Besides his regional role, Comia is an advisor to the Monson Planning Board, helping members shape their thinking and as a resource during meetings. He said Monson will want and need to understand the impact of growth on the former campus.

Monson Developmental
In this 2012 photo, taken before the closure of the Monson Developmental Center, David Serra, facility director, walked up a staircase in Pine Ridge, a home now decrepit and abandoned. (The Republican / file photo) The Republican

“It may not be prepared,” he said of the community. “People will want to understand the impact. But I also think that the development proposal is flexible enough … should the town want to address some of the concerns that it may have.”

Too much, too soon might be a problem. Towns need time to absorb new development.

But Westmass knows it’ll take decades to build out the development.

That was the case in Northampton with Village Hill, said Carolyn Misch, Northampton’s director of Planning and Sustainability.

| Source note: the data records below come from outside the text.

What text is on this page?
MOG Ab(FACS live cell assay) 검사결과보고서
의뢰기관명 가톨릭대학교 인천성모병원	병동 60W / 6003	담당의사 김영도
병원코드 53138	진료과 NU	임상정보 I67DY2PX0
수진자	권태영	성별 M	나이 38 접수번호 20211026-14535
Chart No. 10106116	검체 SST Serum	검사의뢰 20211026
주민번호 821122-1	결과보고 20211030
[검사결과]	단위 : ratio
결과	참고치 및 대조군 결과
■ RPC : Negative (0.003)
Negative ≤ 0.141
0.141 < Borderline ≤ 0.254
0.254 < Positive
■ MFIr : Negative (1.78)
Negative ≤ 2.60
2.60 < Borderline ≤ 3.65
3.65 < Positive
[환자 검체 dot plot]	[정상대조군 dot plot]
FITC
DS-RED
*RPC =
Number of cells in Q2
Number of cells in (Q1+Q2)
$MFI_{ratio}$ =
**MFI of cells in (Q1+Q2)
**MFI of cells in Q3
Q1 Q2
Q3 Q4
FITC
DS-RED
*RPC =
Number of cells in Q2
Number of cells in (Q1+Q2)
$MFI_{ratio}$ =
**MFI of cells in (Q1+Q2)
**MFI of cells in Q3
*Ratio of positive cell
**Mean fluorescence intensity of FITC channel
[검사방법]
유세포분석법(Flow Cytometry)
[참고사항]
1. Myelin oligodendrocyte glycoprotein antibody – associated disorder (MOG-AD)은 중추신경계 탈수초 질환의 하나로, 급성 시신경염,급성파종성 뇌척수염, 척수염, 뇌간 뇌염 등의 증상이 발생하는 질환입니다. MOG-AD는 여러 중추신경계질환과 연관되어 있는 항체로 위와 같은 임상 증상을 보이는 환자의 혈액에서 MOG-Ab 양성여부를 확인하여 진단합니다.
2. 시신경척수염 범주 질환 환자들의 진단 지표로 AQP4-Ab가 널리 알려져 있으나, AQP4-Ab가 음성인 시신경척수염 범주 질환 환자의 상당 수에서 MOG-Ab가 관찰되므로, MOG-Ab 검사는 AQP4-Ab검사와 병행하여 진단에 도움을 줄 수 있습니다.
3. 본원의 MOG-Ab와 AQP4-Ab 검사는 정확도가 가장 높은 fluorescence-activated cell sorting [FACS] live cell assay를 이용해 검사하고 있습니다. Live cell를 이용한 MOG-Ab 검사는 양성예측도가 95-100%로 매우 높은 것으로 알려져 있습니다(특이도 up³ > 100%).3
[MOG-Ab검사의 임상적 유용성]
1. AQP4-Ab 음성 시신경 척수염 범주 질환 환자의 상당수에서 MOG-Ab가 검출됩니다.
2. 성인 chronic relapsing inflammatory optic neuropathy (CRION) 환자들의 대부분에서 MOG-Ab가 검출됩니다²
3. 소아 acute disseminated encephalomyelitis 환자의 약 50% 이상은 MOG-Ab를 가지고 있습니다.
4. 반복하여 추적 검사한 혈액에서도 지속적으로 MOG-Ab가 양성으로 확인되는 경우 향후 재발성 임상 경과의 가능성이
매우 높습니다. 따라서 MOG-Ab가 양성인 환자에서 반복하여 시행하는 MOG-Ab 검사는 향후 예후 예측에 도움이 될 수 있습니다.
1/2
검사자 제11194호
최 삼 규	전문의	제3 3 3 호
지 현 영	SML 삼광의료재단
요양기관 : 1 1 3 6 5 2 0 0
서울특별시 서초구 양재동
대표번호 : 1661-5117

Village Hill has about 300 units of housing, from townhomes to apartments, as well as commercial space, including the L3Harris defense manufacturing plant.

Monson Developmental Center in the past
A 2012 photo from the Monson Developmental Center. This was a bedroom in Simons, a residence building that closed that year. (The Republican / file photo) The Republican

“It was slower than I’d imagined,” Misch said of the redevelopment. “We’ve always had a demand for housing.”

But demolition and rebuilding took time. As in Monson, buildings had been left with no maintenance. Financing was difficult. The project stretched through economic boom and bust cycles.

That gave time for the new housing to be absorbed into the market.

“It was a long, slow buildout,” she said.